De MIA’s bieden een jaarlijkse kans om de enorm weelderige Belgische muziekscene in de verf te zetten. Helaas wordt er consequent en koppig slechts een reeds gekend tipje van de sluier gelicht. Wanneer er (grotendeels) artiesten genomineerd worden die een jaar eerder al gehypet werden, krijg je bovendien een hoog déja-vu-gehalte. De selectie uitbreiden met een paar oprecht interessante namen om de relevantie op te krikken is mooi. Maar zolang de uiteindelijke keuze gemaakt wordt door mensen die vooral luisteren naar wat de grote kanalen vooruitschuiven, slinkt die artificiële relevantie zienderogen. Waarom zou je een band als Bazart, die vorig jaar bekogeld werd met vijf MIA’s, dit jaar opnieuw meerdere keren nomineren? Omdat ze een deluxe versie uitbrachten van hun debuut?

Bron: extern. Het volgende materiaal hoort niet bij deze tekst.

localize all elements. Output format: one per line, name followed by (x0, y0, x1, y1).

Dan lijkt het alsof de Belgische artiest een uitstervend ras is en we moeten scharrelen om die plekjes op de shortlists gevuld te krijgen.
Het wordt hoog tijd dat de organisatie achter de MIA’s het aandurft om de Belgische muziekwereld in al zijn/haar glorie te vieren. Nu blijft het vooral een prijzenshow voor artiesten die de muziekindustrie zelf geld opleveren, een schouderklopje voor bewezen diensten. Want kijk eens aan: de rode loper was nog niet opgerold of er werd al een nieuw Sportpaleis-concert voor Oscar & The Wolf aangekondigd.
De alternatieven waren absoluut aanwezig. Het is zo jammer dat het beeld dat geschetst wordt op die manier bijzonder nauw is. Is muziek enkel prijzen waard als het op het juiste moment door de juiste personen aan de grote massa opgedrongen wordt? Het huidige systeem doet het aanwezige talent helemaal geen eer aan en schept allesbehalve een juist beeld. 2017 was een fenomenaal jaar dat overliep van potentieel en diversiteit en de MIA’s mogen gerust een pak minder bescheiden zijn.